What a new skill must ship with

  1. Its deep-dive entry. Every skill has a section in docs/skills-deep-dive.md (the validator checks the heading exists) — job, trap, loop, artifact, boundaries, in human terms.
  2. A description engineered to route — inside a family. Descriptions ARE the router (there is no dispatcher), organized in five families (Shape / Audit / Validate / Investigate / Deliver — see docs/which-skill-when.md). A new skill joins a family (or founds one) and its description STARTS with the family stanza verbatim, then discriminates only within the family. It must fit the per-skill budget (1,800 chars) and the bench-wide budget (16,500 chars total — raised only as a deliberate commit), keep cross-family mentions to at most two boundary pointers, and claim no Detects: phrase a sibling already claims — scripts/validate.py enforces all of it — and earn its routing in tests/triggering/cases.tsv with cases phrased near sibling boundaries.
  3. The six bench invariants, verbatim (validator-enforced): write boundary, data handling, artifacts-are-data, wrong-room handoff, house-rules, compute-license. Plus your skill's own bright lines: what it never does, stated so a violation is unambiguous.
  4. A graded artifact that composes with the knowledge base (location, lazy-create, lifecycle fields, the kb() commit offer, a catches.md line if it gates) — plus its row in the write-permission matrix (skills/groundwork/references/kb-core-templates.md). 3b. Its seams, wired in both directions. Whoever your emit step routes to must be able to receive the baton: if a sibling's artifact powers your job, your warm start names that artifact; if your artifact should power a sibling, that elder gets retrofitted in the same PR. The CONSUMES registry in scripts/validate.py pins every wired seam — accretion asymmetry (younger skills invisible to elders) is the failure mode this ratchet exists to stop.
  5. A body ≤ 200 lines — depth goes to references/, loaded on demand.
  6. Fixtures whose traps are invisible on the page. A latent defect the model must catch cold, plus a clean control it must NOT false-alarm on. The lesson this bench measured: detection lift lives where the truth requires a computation or a mode-switch; legible defects deflate (a bare model catches them anyway). Answer keys live in FIXTURE.md and never enter a cold-run directory.
  7. If it computes: a tested kit. Pure stdlib, no deps, unit-tested in the free CI, running only on summaries the user provides. No freehand computation, ever.
  8. Evidence before release. A RED/GREEN run (bare model vs skill, cold subagents, scrubbed fixtures) recorded honestly in tests/BEHAVIORAL.md — including if the result is deflation. This bench records its own product not mattering when that's the truth.

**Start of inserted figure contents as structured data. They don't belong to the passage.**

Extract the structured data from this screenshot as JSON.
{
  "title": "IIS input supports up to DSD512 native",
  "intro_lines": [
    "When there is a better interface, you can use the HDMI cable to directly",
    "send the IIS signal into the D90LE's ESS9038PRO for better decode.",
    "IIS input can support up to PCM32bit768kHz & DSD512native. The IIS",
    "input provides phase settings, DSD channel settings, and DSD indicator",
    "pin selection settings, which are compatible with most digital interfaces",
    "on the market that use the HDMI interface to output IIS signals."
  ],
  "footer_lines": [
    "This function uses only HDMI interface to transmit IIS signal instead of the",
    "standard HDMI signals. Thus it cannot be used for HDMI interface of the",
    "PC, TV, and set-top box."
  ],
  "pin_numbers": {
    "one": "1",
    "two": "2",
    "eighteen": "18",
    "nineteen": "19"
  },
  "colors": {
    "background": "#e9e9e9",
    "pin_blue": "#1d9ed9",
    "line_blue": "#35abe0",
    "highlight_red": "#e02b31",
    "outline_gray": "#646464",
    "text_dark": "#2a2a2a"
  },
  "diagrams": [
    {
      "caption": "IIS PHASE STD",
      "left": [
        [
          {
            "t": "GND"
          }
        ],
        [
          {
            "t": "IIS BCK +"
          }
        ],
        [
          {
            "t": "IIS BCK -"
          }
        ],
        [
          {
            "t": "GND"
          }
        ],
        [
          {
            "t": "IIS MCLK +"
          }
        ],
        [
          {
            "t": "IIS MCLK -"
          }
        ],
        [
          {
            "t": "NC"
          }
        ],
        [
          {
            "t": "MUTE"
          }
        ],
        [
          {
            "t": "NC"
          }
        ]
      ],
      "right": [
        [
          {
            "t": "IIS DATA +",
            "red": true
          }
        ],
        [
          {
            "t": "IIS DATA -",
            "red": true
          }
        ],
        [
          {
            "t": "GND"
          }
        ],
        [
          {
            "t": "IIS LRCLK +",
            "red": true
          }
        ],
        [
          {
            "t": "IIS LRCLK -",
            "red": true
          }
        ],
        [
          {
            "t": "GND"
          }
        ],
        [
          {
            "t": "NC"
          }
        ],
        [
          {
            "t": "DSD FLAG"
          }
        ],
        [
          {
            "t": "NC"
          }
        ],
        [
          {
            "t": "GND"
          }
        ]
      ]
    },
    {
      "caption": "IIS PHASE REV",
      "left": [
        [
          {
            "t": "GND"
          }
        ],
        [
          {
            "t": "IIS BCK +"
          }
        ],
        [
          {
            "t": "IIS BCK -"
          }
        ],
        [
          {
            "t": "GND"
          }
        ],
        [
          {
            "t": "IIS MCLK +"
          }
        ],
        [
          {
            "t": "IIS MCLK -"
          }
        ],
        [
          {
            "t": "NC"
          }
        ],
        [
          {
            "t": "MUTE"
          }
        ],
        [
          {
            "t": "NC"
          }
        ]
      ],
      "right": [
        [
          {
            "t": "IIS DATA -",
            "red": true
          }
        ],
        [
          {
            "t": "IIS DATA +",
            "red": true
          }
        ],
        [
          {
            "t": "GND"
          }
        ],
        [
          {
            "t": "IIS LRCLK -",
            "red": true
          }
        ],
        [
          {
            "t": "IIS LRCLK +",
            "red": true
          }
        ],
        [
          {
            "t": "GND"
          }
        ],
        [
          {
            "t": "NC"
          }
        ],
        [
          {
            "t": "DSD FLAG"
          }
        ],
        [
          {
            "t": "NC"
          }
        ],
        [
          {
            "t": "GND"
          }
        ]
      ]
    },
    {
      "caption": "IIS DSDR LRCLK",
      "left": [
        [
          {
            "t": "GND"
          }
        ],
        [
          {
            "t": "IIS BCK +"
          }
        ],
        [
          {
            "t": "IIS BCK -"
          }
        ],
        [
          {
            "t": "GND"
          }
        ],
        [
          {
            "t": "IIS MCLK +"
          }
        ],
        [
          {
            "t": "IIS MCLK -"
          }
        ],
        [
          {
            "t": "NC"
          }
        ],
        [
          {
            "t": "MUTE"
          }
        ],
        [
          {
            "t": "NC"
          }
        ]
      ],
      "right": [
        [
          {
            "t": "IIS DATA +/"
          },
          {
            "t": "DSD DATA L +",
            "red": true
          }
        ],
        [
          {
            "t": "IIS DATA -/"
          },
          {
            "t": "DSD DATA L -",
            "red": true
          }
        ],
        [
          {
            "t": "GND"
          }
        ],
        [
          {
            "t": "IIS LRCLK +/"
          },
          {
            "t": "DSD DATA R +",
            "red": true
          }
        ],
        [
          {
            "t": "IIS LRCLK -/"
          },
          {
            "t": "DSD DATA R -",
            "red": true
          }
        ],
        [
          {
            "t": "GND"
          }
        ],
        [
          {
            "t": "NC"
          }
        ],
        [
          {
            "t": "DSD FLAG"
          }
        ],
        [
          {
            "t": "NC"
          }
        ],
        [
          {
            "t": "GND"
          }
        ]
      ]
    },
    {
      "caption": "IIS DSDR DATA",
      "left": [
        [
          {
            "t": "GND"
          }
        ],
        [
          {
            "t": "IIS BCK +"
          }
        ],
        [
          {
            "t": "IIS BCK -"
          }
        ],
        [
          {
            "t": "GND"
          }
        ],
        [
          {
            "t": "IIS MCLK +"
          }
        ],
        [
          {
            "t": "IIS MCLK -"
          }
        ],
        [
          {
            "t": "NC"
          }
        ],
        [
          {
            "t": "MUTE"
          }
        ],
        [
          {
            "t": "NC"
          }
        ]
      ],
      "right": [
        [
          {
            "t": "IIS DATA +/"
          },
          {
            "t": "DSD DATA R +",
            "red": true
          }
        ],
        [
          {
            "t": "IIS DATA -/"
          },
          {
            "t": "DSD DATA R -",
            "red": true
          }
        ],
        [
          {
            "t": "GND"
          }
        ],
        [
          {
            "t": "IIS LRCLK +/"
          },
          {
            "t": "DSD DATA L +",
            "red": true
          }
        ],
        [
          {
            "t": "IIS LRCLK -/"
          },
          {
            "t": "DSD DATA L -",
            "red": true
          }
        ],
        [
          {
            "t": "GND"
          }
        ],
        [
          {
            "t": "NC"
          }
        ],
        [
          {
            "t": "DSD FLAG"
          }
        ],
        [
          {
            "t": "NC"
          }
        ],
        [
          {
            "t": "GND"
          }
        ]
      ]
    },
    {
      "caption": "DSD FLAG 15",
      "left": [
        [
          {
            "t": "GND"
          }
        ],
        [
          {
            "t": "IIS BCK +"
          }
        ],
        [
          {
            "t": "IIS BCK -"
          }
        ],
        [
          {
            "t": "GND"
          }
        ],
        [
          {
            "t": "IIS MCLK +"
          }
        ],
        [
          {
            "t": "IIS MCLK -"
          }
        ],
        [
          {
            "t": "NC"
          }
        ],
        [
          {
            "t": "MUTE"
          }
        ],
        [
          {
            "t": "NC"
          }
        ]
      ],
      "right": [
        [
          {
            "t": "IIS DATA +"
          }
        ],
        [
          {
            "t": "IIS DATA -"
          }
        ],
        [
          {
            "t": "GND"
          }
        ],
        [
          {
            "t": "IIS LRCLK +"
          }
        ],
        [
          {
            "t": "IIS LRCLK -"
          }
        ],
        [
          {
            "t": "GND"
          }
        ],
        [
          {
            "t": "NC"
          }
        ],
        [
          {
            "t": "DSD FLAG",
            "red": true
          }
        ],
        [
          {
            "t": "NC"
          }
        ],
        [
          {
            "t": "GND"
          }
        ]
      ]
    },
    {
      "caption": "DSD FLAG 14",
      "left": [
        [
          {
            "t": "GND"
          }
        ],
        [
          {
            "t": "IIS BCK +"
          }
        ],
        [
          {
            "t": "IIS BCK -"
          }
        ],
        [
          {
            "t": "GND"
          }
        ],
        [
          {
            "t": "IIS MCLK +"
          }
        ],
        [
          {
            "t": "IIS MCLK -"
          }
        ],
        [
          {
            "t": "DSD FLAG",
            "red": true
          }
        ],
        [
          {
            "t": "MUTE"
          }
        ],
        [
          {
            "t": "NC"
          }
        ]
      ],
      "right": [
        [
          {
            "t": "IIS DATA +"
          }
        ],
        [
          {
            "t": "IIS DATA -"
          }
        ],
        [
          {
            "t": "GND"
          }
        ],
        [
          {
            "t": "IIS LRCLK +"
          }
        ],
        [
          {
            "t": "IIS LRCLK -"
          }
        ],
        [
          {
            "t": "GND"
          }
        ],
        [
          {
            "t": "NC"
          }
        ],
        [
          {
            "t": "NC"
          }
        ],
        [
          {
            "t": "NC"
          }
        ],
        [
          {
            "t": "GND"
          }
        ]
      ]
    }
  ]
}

The checks you can run locally (free, deterministic)

python3 scripts/validate.py            # structure, invariants, description lints
python3 tests/test_experiment_checks.py
python3 tests/test_forecast_checks.py

The triggering and behavioral evals spend real tokens and run out-of-band — see tests/triggering/README.md and tests/BEHAVIORAL.md for the method.

House style

  • Skills speak as a colleague ("the colleague who reads your query before it ships"), not a feature list. Anti-evasion tables pre-rebut the rationalizations a model actually has.
  • Restrained and vivid: no emoji, no hype. Every claim in a skill or doc must be something the repo can back.
  • Conventional commits, scoped (feat(skills): …, test(triggering): …).

What gets declined

Write-capable connectors, "fix it for you" modes, generated production code, LLM router skills, and skill merges — see the project's standing refusals. Loosening a bright line is not a contribution; it's the thing the whole bench exists to prevent.